The couple, both entrepreneurs, exude love for their child, the second-to-youngest among a family of five kids. They share a story of first hearing Penel say he was a boy at 2 years old, and slowly realizing that they had to educate themselves, and then others, in order to support his well-being.
"As a family, we embrace happiness in all forms. So everyone's championing Penel," explained Patterson, who says she and her husband have gone to family members and their son's school community to educate them, making sure that Penel is seen as more than just "the transgender kid."
"Penel is a rock star," she added proudly. "He believes in himself and is ready to show the world."
Patterson and Ghartey seem aware that the story of their "happy and healthy" family is one that many parents might benefit from, especially as trans kids feel comfortable to come out at younger and younger ages. Their story also offers a poignant image of family and community love for a black trans child. As black trans advocates from Laverne Cox to Tiq Milan have repeatedly pointed out, black trans people often face extreme marginalization, meaning that love — both of and between — black trans people can be "revolutionary."

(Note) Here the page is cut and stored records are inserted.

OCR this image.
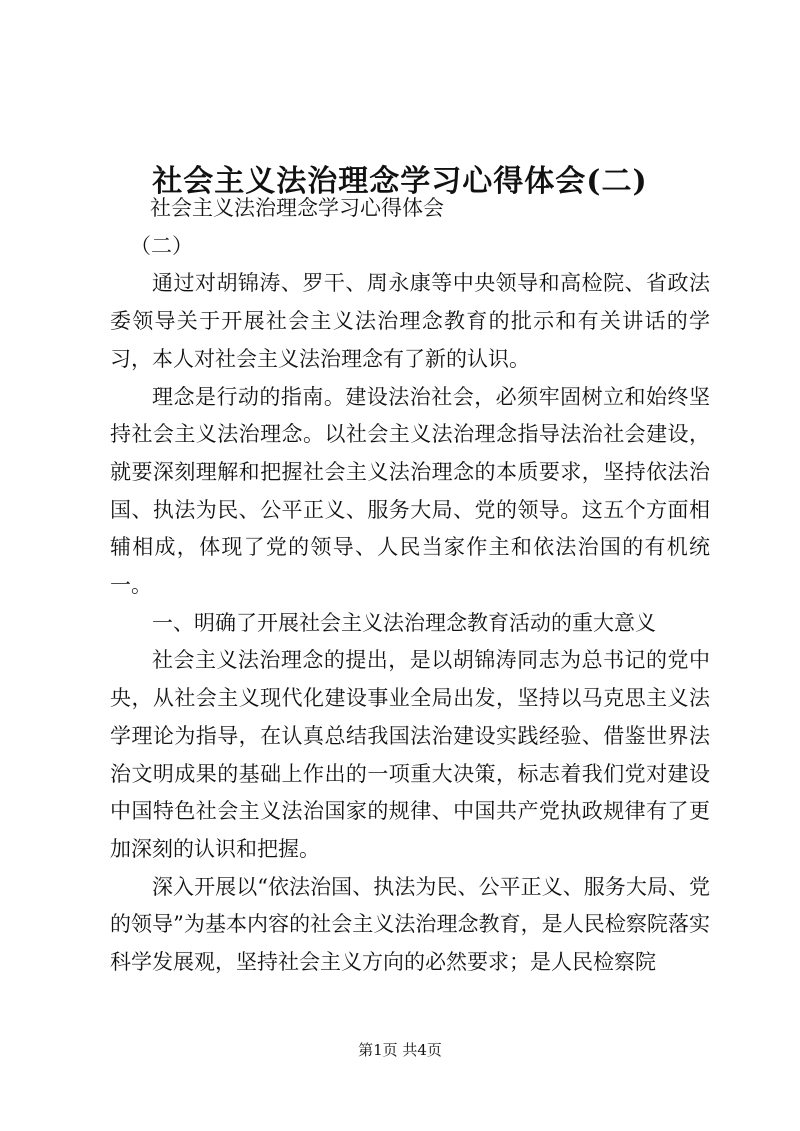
社会主义法治理念学习心得体会(二)

社会主义法治理念学习心得体会

（二）

通过对胡锦涛、罗干、周永康等中央领导和高检院、省政法委领导关于开展社会主义法治理念教育的批示和有关讲话的学习，本人对社会主义法治理念有了新的认识。

理念是行动的指南。建设法治社会，必须牢固树立和始终坚持社会主义法治理念。以社会主义法治理念指导法治社会建设，就要深刻理解和把握社会主义法治理念的本质要求，坚持依法治国、执法为民、公平正义、服务大局、党的领导。这五个方面相辅相成，体现了党的领导、人民当家作主和依法治国的有机统一。

一、明确了开展社会主义法治理念教育活动的重大意义

社会主义法治理念的提出，是以胡锦涛同志为总书记的党中央，从社会主义现代化建设事业全局出发，坚持以马克思主义法学理论为指导，在认真总结我国法治建设实践经验、借鉴世界法治文明成果的基础上作出的一项重大决策，标志着我们党对建设中国特色社会主义法治国家的规律、中国共产党执政规律有了更加深刻的认识和把握。

深入开展以“依法治国、执法为民、公平正义、服务大局、党的领导”为基本内容的社会主义法治理念教育，是人民检察院落实科学发展观，坚持社会主义方向的必然要求；是人民检察院

第1页 共4页
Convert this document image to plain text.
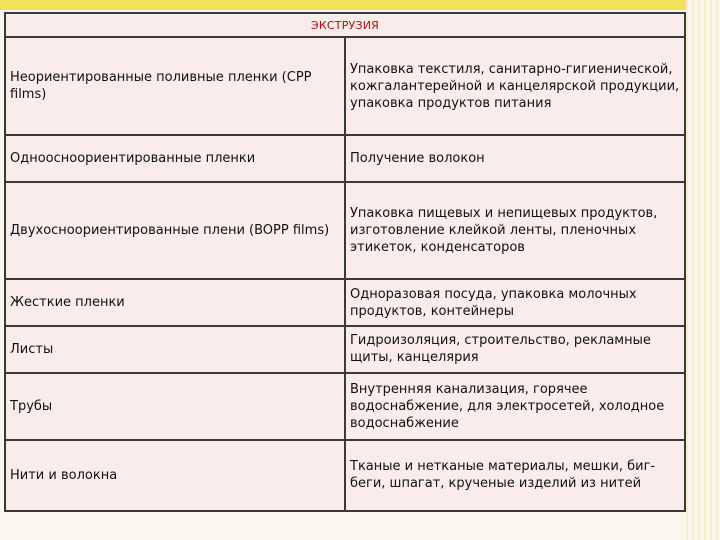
ЭКСТРУЗИЯ	
Неориентированные поливные пленки (CPP films)	Упаковка текстиля, санитарно-гигиенической, кожгалантерейной и канцелярской продукции, упаковка продуктов питания
Одноосноориентированные пленки	Получение волокон
Двухосноориентированные плени (BOPP films)	Упаковка пищевых и непищевых продуктов, изготовление клейкой ленты, пленочных этикеток, конденсаторов
Жесткие пленки	Одноразовая посуда, упаковка молочных продуктов, контейнеры
Листы	Гидроизоляция, строительство, рекламные щиты, канцелярия
Трубы	Внутренняя канализация, горячее водоснабжение, для электросетей, холодное водоснабжение
Нити и волокна	Тканые и нетканые материалы, мешки, биг-беги, шпагат, крученые изделий из нитей
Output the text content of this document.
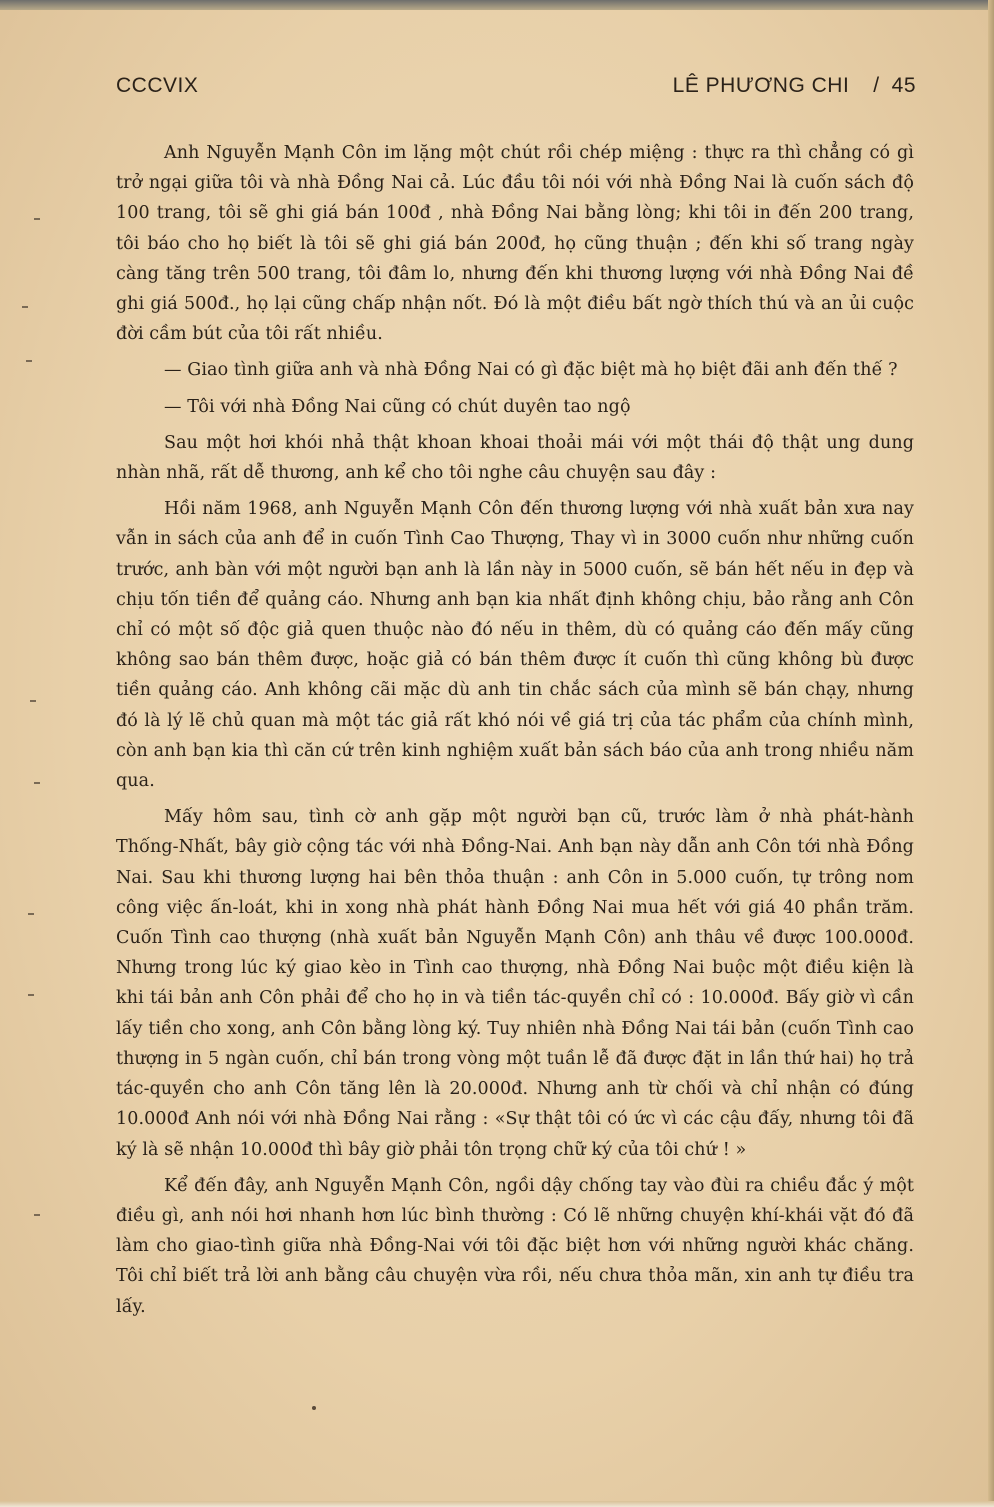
CCCVIX	LÊ PHƯƠNG CHI / 45

Anh Nguyễn Mạnh Côn im lặng một chút rồi chép miệng : thực ra thì chẳng có gì trở ngại giữa tôi và nhà Đồng Nai cả. Lúc đầu tôi nói với nhà Đồng Nai là cuốn sách độ 100 trang, tôi sẽ ghi giá bán 100đ , nhà Đồng Nai bằng lòng; khi tôi in đến 200 trang, tôi báo cho họ biết là tôi sẽ ghi giá bán 200đ, họ cũng thuận ; đến khi số trang ngày càng tăng trên 500 trang, tôi đâm lo, nhưng đến khi thương lượng với nhà Đồng Nai đề ghi giá 500đ., họ lại cũng chấp nhận nốt. Đó là một điều bất ngờ thích thú và an ủi cuộc đời cầm bút của tôi rất nhiều.

— Giao tình giữa anh và nhà Đồng Nai có gì đặc biệt mà họ biệt đãi anh đến thế ?

— Tôi với nhà Đồng Nai cũng có chút duyên tao ngộ

Sau một hơi khói nhả thật khoan khoai thoải mái với một thái độ thật ung dung nhàn nhã, rất dễ thương, anh kể cho tôi nghe câu chuyện sau đây :

Hồi năm 1968, anh Nguyễn Mạnh Côn đến thương lượng với nhà xuất bản xưa nay vẫn in sách của anh để in cuốn Tình Cao Thượng, Thay vì in 3000 cuốn như những cuốn trước, anh bàn với một người bạn anh là lần này in 5000 cuốn, sẽ bán hết nếu in đẹp và chịu tốn tiền để quảng cáo. Nhưng anh bạn kia nhất định không chịu, bảo rằng anh Côn chỉ có một số độc giả quen thuộc nào đó nếu in thêm, dù có quảng cáo đến mấy cũng không sao bán thêm được, hoặc giả có bán thêm được ít cuốn thì cũng không bù được tiền quảng cáo. Anh không cãi mặc dù anh tin chắc sách của mình sẽ bán chạy, nhưng đó là lý lẽ chủ quan mà một tác giả rất khó nói về giá trị của tác phẩm của chính mình, còn anh bạn kia thì căn cứ trên kinh nghiệm xuất bản sách báo của anh trong nhiều năm qua.

Mấy hôm sau, tình cờ anh gặp một người bạn cũ, trước làm ở nhà phát-hành Thống-Nhất, bây giờ cộng tác với nhà Đồng-Nai. Anh bạn này dẫn anh Côn tới nhà Đồng Nai. Sau khi thương lượng hai bên thỏa thuận : anh Côn in 5.000 cuốn, tự trông nom công việc ấn-loát, khi in xong nhà phát hành Đồng Nai mua hết với giá 40 phần trăm. Cuốn Tình cao thượng (nhà xuất bản Nguyễn Mạnh Côn) anh thâu về được 100.000đ. Nhưng trong lúc ký giao kèo in Tình cao thượng, nhà Đồng Nai buộc một điều kiện là khi tái bản anh Côn phải để cho họ in và tiền tác-quyền chỉ có : 10.000đ. Bấy giờ vì cần lấy tiền cho xong, anh Côn bằng lòng ký. Tuy nhiên nhà Đồng Nai tái bản (cuốn Tình cao thượng in 5 ngàn cuốn, chỉ bán trong vòng một tuần lễ đã được đặt in lần thứ hai) họ trả tác-quyền cho anh Côn tăng lên là 20.000đ. Nhưng anh từ chối và chỉ nhận có đúng 10.000đ Anh nói với nhà Đồng Nai rằng : «Sự thật tôi có ức vì các cậu đấy, nhưng tôi đã ký là sẽ nhận 10.000đ thì bây giờ phải tôn trọng chữ ký của tôi chứ ! »

Kể đến đây, anh Nguyễn Mạnh Côn, ngồi dậy chống tay vào đùi ra chiều đắc ý một điều gì, anh nói hơi nhanh hơn lúc bình thường : Có lẽ những chuyện khí-khái vặt đó đã làm cho giao-tình giữa nhà Đồng-Nai với tôi đặc biệt hơn với những người khác chăng. Tôi chỉ biết trả lời anh bằng câu chuyện vừa rồi, nếu chưa thỏa mãn, xin anh tự điều tra lấy.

Penel's tale finds a companion this week in that of Q, a biracial 9-year-old trans boy from Brooklyn, who told NPR all about his own transition, memorably describing it as, "instead of a dead flower, a growing flower."
Q captured the hearts of thousands in February when he released a YouTube video (with the help of his mom) explaining, "I don't know why I am a boy. I just know it." Now a third-grader, NPR reports that Q is accepted by his school community, which has taken pointers from his fiercely supportive mother Francisca in learning that "gender identity is not a whim."
The school practices what they've learned: teachers enforce Q's pronouns, and principal Anna Allabrook researched New York's guidelines when one adult told Q he couldn't use the boy's bathroom, determining that "it's not the place of the school to tell the child which bathroom to use."